Sorry to ramble- I'm in the quite early stages of research on a writing project myself, and the psychobiography book was part of my background reading into approaches to music biography. The Beethoven book sounds interesting: I wonder how far the incest stuff is sincerely meant and how much is just looking for a new angle, since Beethoven has obviously been 'done' many times before, just as the author of the book I mentioned specialises in finding new angles on much-studied personalities. Personally I would rather write about hitherto neglected biographical subjects- there are so many of them!- than think up weird stuff to try and sell the 20th Beethoven bio. I hope someone who knows about Beethoven can be more helpful than I can!


----------



## KenOC (Mar 7, 2011)

The Sterba book is well-known but is usually dismissed as speculation at best and psychobabble at worst. I don't know of any Beeethoven biographer who gives it any credit, although Solomon does a bit of his own babbling. I haven't read the book, but most historical "analyses" like that seem quite useless.


----------



## Kieran (Aug 24, 2010)

It sounds like the authors has an agenda, to be honest. Taking phrases like the one regarding the Magic Flute, then using only one prejudicial interpretation of it, shows an extraordinary bias. It could very simply be taken to be what it is, one creative guy saying...the obvious. I find books like this to be irritating. They twist stuff to make stuff up. Boo. Bah. Hiss. 

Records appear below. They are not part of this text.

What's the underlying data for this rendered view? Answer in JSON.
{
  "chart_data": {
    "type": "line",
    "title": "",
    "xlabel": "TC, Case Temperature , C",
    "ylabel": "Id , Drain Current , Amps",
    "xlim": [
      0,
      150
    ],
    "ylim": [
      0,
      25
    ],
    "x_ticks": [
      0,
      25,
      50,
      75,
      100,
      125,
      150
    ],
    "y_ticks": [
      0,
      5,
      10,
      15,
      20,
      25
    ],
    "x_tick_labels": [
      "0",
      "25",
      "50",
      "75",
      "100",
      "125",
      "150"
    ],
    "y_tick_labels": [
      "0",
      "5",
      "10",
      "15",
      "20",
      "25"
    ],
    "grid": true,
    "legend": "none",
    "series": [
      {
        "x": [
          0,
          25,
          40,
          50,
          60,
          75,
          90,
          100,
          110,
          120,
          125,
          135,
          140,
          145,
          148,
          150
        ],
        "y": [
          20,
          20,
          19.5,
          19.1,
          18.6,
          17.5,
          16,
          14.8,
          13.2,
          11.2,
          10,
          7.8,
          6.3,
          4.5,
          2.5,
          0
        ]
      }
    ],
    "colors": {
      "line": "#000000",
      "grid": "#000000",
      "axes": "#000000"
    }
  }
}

Not that it would make any difference of Luigi was gay, straight, or partial to elephants. But why does it matter so much to the author of this book? Head-scratching...


----------



## Musicforawhile (Oct 10, 2014)

Kieran;bt3147 said:


> But why does it matter so much to the author of this book? Head-scratching...


Because the purpose of the book is to provide a psychoanalysis of Beethoven's relationship with his nephew - the title is 'Beethoven and his nephew; A Psychoanalytic Study of their Relationship.' It's by Edith and Richard Sterba.


----------



## Kieran (Aug 24, 2010)

Musicforawhile;bt3149 said:


> Because the purpose of the book is to provide a psychoanalysis of Beethoven's relationship with his nephew - the title is 'Beethoven and his nephew; A Psychoanalytic Study of their Relationship.' It's by Edith and Richard Sterba.


I get that part of it, but I think there's way too much speculation, if the clips you've given us are representative of what they're doing. I find that kind of thing to be both self-serving and gossipy. And at the same time, I can see why it's interesting too. But is the book informing you of anything?

:tiphat:


----------